By Michael Sito

By Michael Sito

Tuesday, December 19, 2017

Schlitzed

Schlitzed


So, I was outside of the Ale House smoking a cig with Street Jimmy.  We were discussing how mathematics can provide a glimpse into the harmony of the universe when two girls walked by us and into the bar.  These ladies were by far the nicest looking women I had seen all night and my eyes followed them through the doorway to where Hawkeye was waiting to check their IDs.  I finished my smoke and wrapped up the conversation with Jimmy.

Once back at my seat at the bar, on the corner near the door, I immediately looked to see where the ladies had deposited themselves.  Unfortunately, the girls were way down at the opposite end of the bar by the TV.  The place was totally packed, so I decided to wait them out to see if a better opportunity to introduce myself would present itself.  It was a short wait.  After only a couple minutes, I saw them making their way through the crowd toward the exit.  

Since my seat was right there and I found one of these vixens to be especially pleasant on the eyes, I decided to go for it.

“Hey!  Where you going?” I said with a smile as they passed.

“We have no cash and the bar is cash only.”  The one I liked replied. 

"Are you coming back?"  

“Doubtful."

“How about I buy you a round and we talk for a minute.  I'm sorry but you are the most beautiful girl I have seen all night and I really would like to talk to you before you go."  That got her.  They decided to stay for a drink and Bartender Mike brought them two Schlitz pints.  I liked it that they ordered Schlitz, the good stuff.    

They were college students from the University of Michigan in town visiting family.  My girl, Kate, studied communications and psychology.  We got to talking and I mentioned something casual about how Trump is ruining America.  This hit an unexpected cord.

“You voted for Hillary didn’t you?”  Kate said.

“Of course I did.  She would’ve been a great president.”

“They all stink.  Obama didn’t do one good thing.  He is the loser that got us here.”

"What?!? You must be kidding.  Obama is the most consequential president of my lifetime.”  Silence.  "He did pass healthcare for goodness sake."  I added.

"He didn't do anything on healthcare that wasn't him, that wasn't new-” this line confuses me.

"Are you kidding?  Pre-existing conditions?  If your child gets leukemia or any other health nightmare, at least you don't have to sell your house and go into bankruptcy to get them the help they need- that is a huge step forward."

"Obama didn't do that.  He didn't think that up on his own,” She’s defiant and getting animated now, but still looking really good as she does. 

"Well, maybe Roosevelt came up with the general idea sixty years ago, but Obama made it happen.  It’s called Obamacare for a reason.  When do you think the idea to end slavery and give blacks civil rights started compared to when it happened?"  

Silence.

"It took a hundred years after we went to war over it before LBJ made the civil rights reforms happen- so, I think you should at least acknowledge who is responsible for pushing these things through, no?"

"It wasn't Obama.  And healthcare cannot only be for the rich.”  Then, she added, “Are you poor?"

"No, I'm not poor."  I’m getting a bit confused on where this is going now. 

"Well, my friend there has a sick grandmother who doesn't have health insurance and she is losing everything under Obamacare."  She motions toward her friend sitting next to her at the bar.

"I’m sorry to hear that, but it doesn't sound right.  Doesn’t everyone over a certain age get Medicare or Medicaid?  How old is her grandmother?"

Kate is at a loss of words, so when her friend looks over our way, I ask her, "So your grandma doesn’t have health insurance?" 

"What?? What are you talking about?"  She replies baffled and leans into our conversation.

"Kate said your grandma doesn’t have health insurance?"

She then whispers something to Kate.  It sounded like, what is he talking about? but with the bar packed and buzzing, I'm not certain.

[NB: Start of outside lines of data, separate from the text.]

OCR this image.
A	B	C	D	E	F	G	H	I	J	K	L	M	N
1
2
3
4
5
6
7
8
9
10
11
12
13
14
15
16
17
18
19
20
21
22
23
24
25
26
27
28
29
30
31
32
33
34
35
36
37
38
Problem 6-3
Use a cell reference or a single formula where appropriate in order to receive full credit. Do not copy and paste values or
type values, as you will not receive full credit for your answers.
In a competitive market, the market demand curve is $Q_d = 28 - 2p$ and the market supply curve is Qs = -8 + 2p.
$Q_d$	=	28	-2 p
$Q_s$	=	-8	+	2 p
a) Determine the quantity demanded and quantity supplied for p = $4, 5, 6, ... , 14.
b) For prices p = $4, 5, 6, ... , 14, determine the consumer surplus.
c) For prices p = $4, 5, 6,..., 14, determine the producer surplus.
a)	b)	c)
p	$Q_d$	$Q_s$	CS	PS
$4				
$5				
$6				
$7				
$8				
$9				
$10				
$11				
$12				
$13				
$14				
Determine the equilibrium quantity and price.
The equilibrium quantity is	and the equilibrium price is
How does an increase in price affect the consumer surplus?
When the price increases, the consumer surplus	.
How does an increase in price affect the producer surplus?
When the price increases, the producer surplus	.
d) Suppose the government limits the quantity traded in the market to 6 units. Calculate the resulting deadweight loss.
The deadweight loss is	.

Then, all of a sudden, Kate looks back at me and stands up with tears in her eyes. "I don’t like you talking about her grandmother like that,” she says in an emotional voice and then grabs her almost full Schlitz off the bar and throws it in my face.  Tears are flowing down her cheeks as the two girls storm out of the bar while I’m trying to comprehend what just happened. 

Hawkeye comes rushing over looking completely befuddled, “Jesus Mike, what happened?”

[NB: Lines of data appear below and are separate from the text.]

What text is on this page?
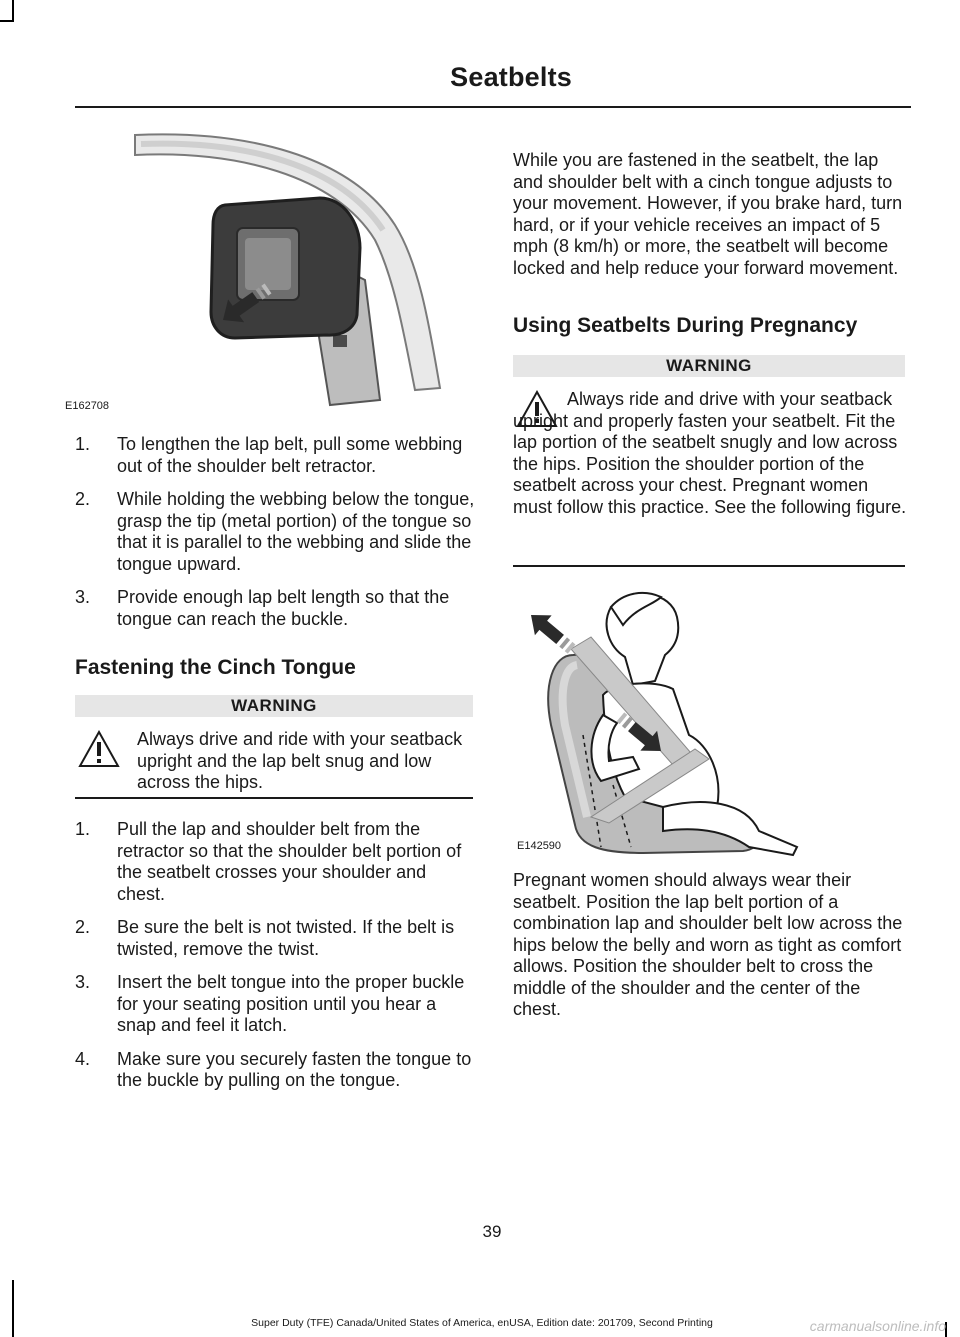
Seatbelts
E162708
1.	To lengthen the lap belt, pull some webbing out of the shoulder belt retractor.
2.	While holding the webbing below the tongue, grasp the tip (metal portion) of the tongue so that it is parallel to the webbing and slide the tongue upward.
3.	Provide enough lap belt length so that the tongue can reach the buckle.
Fastening the Cinch Tongue
WARNING
Always drive and ride with your seatback upright and the lap belt snug and low across the hips.
1.	Pull the lap and shoulder belt from the retractor so that the shoulder belt portion of the seatbelt crosses your shoulder and chest.
2.	Be sure the belt is not twisted. If the belt is twisted, remove the twist.
3.	Insert the belt tongue into the proper buckle for your seating position until you hear a snap and feel it latch.
4.	Make sure you securely fasten the tongue to the buckle by pulling on the tongue.

While you are fastened in the seatbelt, the lap and shoulder belt with a cinch tongue adjusts to your movement. However, if you brake hard, turn hard, or if your vehicle receives an impact of 5 mph (8 km/h) or more, the seatbelt will become locked and help reduce your forward movement.

Using Seatbelts During Pregnancy
WARNING
Always ride and drive with your seatback upright and properly fasten your seatbelt. Fit the lap portion of the seatbelt snugly and low across the hips. Position the shoulder portion of the seatbelt across your chest. Pregnant women must follow this practice. See the following figure.
E142590

Pregnant women should always wear their seatbelt. Position the lap belt portion of a combination lap and shoulder belt low across the hips below the belly and worn as tight as comfort allows. Position the shoulder belt to cross the middle of the shoulder and the center of the chest.

39
Super Duty (TFE) Canada/United States of America, enUSA, Edition date: 201709, Second Printing	carmanualsonline.info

“I’ve been Schlitzed over Trump and Obamacare…”  Is all I could muster out while dripping in beer. 

Hawkeye ponders this response and says, “Consider it your baptism into the Ale House.”

“I have to wonder what kind of children we are raising in this country, as I find that when you engage young people in debate about the metaphysics of their statements, ideas or beliefs, an irrational anger often follows.  We’ve stopped thinking in critical ways and intellectual curiosity is a rare thing to behold in someone under thirty.  I’m worried that this can only lead to society’s failure.”

“Get over it, it’s only beer.”  Hawkeye said as he made his way back to his perch by the door. 

I dried off, finished my beer and called it a night.